Carmen Mingus hatte ihn nie zu trösten versucht. Denn Trost war ein Fehler. Nichts weiter als ein Taschenspielertrick für Feiglinge, die sich das Entsetzliche nicht eingestehen wollten. Bei ihrem ersten Treffen hatte sie sich geduldig seine Geschichte angehört, ohne eine einzige Zwischenfrage, und zwischenzeitlich war er sich sicher gewesen, in ihren grünen Augen Tränen zu erkennen. Danach hatte sie sich zurückgelehnt, und sie hatten gemeinsam geschwiegen.
Seitdem ging es wieder bergauf mit ihm.
Die Poker-Software teilte ihm zwei Neunen zu. Ein Spieler namens Shark007 bot schon vor dem Flop zwei Dollar. Romberg bewegte den Cursor auf den Call-Button und drückte die linke Maustaste. Zwei andere Spieler callten ebenfalls. Der Rest stieg aus.

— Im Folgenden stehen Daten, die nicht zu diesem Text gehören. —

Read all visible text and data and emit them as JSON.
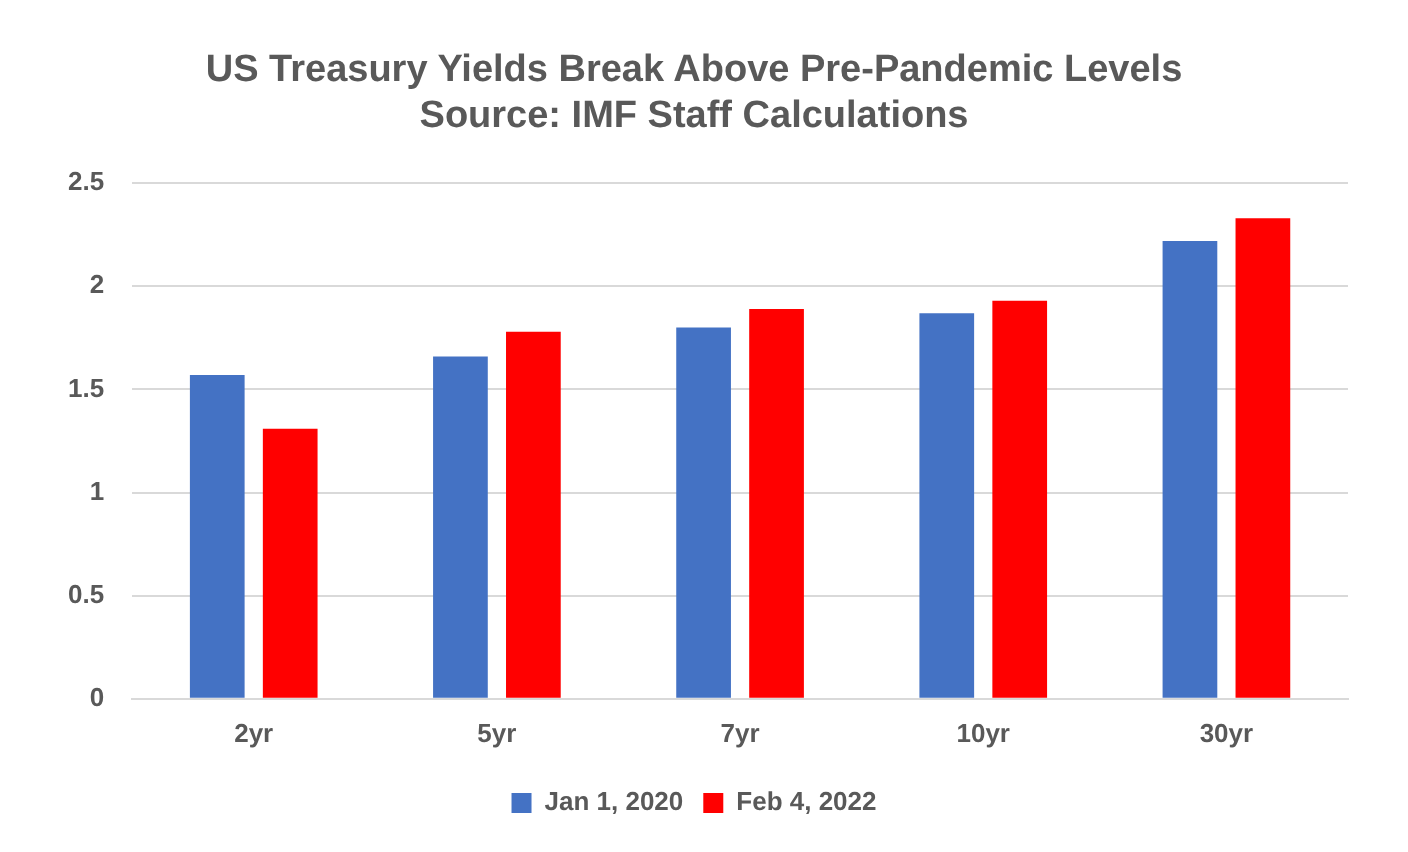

Er dachte an Carola, die auf Lauras Daunendecke gebettet in der Tiefkühltruhe lag. Allein in der Dunkelheit, mit einem merkwürdig dreinblickenden Hasen im Arm, der ihr in der eisigen Kälte Gesellschaft leistete.
Was für ein sentimentaler alter Narr er doch war!
Tot war tot. Das war alles. Die ganze Wahrheit, die er an seine Schüler nicht hatte weitergeben dürfen und auch nicht an die ehrgeizigen Mütter, die nicht wussten, wie viel Glück sie hatten. Tot war tot. Nicht mehr und nicht weniger.
Auf dem Bildschirm wurden die drei Karten des Flops ausgeteilt, ein As, eine Dame und eine Neun. Zwei der Karten in Karo. Was ihm einen Drilling verschaffte – nicht schlecht, aber alles andere als sicher. Shark007 erhöhte um fünf Dollar, ein weiterer Spieler stieg aus, und der dritte, der sich 3Aces18 nannte, ging, ohne zu zögern, mit. Romberg spielte an einem Fünfzig-Dollar-Tisch. Er hatte schon einige Spiele gewonnen und verfügte über ein Kapital von zweiundsiebzig Dollar. Obwohl ein Flush drohte und er sich durchaus auch drei Assen oder drei Damen gegenübersehen konnte, erhöhte er auf zwanzig. 3Aces18 passte und Shark007 dachte nach. Also keine drei Asse. Sonst würde er umgehend callen. Vermutlich doch ein Flushdraw. Und nun fragte er sich, woran er mit Romberg war.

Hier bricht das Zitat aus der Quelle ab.